Dr. ZaNean McClain, PhD

Dr. ZaNean McClain

Dr. ZáNean McClain’s research interest focuses on instructional effectiveness, enjoyment in school physical education, adapted physical activity/motor difficulties, evidence-based research and practices, service learning, community engagement and social justice practices, inclusive interdisciplinary curriculum, mentoring and diversity issues and strategies within all levels of education, skateboarding and its culture of youth, parents and stakeholders, and physical activity promotion for all populations. She has continued to work on systematic observational techniques, which helps with awareness and in turn improvement of effective strategies within settings such as sport, exercise and physical activity. She has worked on the Commission on Teachers Credentialing (CTC) approval document in order for the Physical Education Teaching program to be recognized as a program that truly prepares quality and effective teachers to go into any credential program and eventually into the field of teaching.

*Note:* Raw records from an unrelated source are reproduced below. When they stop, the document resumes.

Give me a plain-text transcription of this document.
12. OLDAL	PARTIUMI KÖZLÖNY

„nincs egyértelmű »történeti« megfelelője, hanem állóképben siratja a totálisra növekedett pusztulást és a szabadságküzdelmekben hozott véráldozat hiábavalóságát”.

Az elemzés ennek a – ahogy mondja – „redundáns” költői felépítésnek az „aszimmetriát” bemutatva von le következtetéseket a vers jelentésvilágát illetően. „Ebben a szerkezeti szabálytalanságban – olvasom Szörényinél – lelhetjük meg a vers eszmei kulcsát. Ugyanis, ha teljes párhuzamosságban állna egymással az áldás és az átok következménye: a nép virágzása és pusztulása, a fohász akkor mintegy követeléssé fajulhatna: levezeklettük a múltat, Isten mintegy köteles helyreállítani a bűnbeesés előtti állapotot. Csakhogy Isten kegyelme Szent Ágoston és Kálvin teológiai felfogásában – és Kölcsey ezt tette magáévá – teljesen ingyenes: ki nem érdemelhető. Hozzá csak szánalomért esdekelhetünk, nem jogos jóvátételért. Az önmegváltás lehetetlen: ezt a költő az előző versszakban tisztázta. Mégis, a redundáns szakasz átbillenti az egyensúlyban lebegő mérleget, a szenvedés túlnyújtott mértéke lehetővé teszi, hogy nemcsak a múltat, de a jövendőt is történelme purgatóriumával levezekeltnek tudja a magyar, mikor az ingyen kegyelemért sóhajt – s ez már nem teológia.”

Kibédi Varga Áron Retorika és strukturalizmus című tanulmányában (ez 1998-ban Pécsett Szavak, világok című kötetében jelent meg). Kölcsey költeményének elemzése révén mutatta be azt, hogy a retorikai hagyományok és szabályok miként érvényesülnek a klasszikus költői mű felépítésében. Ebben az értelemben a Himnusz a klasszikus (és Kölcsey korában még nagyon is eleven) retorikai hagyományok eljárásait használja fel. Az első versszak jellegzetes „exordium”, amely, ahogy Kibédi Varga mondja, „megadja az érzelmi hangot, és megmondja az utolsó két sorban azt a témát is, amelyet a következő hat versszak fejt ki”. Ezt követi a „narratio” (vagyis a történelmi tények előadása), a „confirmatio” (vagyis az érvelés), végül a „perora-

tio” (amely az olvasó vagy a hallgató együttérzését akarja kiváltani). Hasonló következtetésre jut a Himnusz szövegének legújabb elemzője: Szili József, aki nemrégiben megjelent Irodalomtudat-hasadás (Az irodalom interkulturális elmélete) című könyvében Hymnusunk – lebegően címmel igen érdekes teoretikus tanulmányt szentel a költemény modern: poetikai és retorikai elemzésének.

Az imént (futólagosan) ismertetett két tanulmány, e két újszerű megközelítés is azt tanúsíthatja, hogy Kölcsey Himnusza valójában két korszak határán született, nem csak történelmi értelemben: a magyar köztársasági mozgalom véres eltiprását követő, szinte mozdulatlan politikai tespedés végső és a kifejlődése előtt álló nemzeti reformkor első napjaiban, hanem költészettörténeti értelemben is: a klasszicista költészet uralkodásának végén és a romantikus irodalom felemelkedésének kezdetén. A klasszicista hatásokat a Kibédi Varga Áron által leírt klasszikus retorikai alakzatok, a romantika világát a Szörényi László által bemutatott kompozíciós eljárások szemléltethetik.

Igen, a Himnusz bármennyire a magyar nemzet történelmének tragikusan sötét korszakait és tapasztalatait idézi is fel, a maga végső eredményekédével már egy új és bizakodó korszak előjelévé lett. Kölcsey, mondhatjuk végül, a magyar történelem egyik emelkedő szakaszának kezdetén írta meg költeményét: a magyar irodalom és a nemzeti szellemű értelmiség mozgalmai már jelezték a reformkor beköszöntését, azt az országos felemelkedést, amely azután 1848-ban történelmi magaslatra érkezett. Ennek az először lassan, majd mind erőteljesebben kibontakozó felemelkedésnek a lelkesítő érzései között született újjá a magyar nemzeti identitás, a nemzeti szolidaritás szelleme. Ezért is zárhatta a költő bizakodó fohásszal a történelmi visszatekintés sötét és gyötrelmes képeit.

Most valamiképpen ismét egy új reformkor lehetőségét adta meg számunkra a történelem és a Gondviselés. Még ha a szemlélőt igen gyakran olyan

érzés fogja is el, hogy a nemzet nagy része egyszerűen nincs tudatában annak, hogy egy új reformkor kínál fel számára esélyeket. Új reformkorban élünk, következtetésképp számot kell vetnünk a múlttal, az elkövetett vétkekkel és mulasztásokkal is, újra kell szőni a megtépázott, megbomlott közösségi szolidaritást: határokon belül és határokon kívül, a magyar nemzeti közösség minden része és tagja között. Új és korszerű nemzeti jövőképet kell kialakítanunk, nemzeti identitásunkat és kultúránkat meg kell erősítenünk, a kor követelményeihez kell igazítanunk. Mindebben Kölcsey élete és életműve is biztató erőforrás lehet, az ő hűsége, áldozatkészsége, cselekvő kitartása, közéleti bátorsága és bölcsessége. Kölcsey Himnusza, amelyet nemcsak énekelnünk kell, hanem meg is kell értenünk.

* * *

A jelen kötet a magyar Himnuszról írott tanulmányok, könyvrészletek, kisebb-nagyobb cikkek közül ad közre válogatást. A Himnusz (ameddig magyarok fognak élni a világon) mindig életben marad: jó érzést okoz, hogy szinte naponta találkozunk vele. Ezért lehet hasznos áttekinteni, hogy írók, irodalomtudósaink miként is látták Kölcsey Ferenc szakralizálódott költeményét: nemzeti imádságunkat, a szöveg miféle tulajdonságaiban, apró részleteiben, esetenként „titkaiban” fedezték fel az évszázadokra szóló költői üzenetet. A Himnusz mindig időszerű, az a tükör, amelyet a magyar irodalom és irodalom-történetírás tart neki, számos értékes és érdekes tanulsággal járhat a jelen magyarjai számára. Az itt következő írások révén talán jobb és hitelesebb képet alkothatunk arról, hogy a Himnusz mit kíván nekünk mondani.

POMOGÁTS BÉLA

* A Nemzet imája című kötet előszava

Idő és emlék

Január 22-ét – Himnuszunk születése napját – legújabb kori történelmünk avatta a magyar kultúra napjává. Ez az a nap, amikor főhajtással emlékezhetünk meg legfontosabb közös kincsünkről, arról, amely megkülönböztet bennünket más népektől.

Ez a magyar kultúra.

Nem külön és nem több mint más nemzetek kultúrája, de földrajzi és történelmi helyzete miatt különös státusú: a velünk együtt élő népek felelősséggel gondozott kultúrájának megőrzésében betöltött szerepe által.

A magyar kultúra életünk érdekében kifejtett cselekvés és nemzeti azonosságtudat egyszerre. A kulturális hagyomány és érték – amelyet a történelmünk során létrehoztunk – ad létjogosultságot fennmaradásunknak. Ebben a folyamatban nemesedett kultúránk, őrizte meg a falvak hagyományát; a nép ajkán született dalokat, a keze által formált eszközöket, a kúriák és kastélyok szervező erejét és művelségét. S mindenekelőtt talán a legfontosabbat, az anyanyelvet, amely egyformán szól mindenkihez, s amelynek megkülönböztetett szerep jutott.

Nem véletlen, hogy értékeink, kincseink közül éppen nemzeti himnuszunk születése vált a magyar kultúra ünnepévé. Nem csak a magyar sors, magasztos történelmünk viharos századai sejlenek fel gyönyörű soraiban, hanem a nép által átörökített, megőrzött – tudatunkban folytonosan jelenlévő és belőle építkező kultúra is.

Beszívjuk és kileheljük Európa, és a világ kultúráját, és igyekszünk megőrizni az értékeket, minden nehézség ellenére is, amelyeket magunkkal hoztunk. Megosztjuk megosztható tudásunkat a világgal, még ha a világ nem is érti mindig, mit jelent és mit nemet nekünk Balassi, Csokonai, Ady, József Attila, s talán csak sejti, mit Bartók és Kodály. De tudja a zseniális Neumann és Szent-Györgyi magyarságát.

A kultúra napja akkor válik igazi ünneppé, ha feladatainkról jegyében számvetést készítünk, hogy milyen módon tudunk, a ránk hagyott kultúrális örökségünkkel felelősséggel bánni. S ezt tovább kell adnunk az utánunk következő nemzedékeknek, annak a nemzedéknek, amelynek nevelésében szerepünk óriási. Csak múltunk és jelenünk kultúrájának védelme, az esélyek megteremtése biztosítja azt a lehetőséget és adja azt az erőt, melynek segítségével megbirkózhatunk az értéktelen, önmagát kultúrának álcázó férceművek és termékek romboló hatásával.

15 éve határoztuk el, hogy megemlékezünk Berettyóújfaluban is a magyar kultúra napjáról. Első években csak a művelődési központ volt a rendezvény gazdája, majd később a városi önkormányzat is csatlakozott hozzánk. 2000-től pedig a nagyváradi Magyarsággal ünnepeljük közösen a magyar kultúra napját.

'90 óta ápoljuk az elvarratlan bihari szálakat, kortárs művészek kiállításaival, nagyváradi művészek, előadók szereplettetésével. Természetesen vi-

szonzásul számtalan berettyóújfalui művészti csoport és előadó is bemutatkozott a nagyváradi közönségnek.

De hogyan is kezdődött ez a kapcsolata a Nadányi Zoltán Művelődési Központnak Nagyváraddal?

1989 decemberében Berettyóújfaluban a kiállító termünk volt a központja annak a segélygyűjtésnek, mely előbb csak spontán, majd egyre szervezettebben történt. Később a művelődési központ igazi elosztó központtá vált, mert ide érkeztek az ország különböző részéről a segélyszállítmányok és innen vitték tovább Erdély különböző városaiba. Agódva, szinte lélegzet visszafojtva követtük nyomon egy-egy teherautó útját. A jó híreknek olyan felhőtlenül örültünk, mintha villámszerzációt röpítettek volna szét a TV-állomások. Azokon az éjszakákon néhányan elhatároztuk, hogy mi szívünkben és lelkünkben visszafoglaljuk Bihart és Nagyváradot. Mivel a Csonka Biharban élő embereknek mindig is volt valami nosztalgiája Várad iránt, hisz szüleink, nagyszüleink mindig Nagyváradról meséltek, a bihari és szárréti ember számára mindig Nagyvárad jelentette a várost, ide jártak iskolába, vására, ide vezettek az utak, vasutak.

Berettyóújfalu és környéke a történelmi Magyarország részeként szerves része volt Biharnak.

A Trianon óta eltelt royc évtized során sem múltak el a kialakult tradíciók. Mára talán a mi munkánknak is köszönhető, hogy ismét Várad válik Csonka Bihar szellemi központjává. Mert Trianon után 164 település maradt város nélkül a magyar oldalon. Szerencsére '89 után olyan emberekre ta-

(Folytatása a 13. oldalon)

Dr. McClain’s vision is to conduct research while enhancing opportunities to engage students in scholarship and practical experiences through funding for undergraduate students in public and private sectors, coordinate and supervise students within a variety of settings. Furthermore, Dr. McClain wants to secure funding for undergraduate and graduate students during summer programs and/or year-long institutes, and provide students with the opportunity to lead in an academic and physical activity program aimed at servicing underprivileged children and youth in the community, while conducting immediate and longitudinal research on various aspects of the program.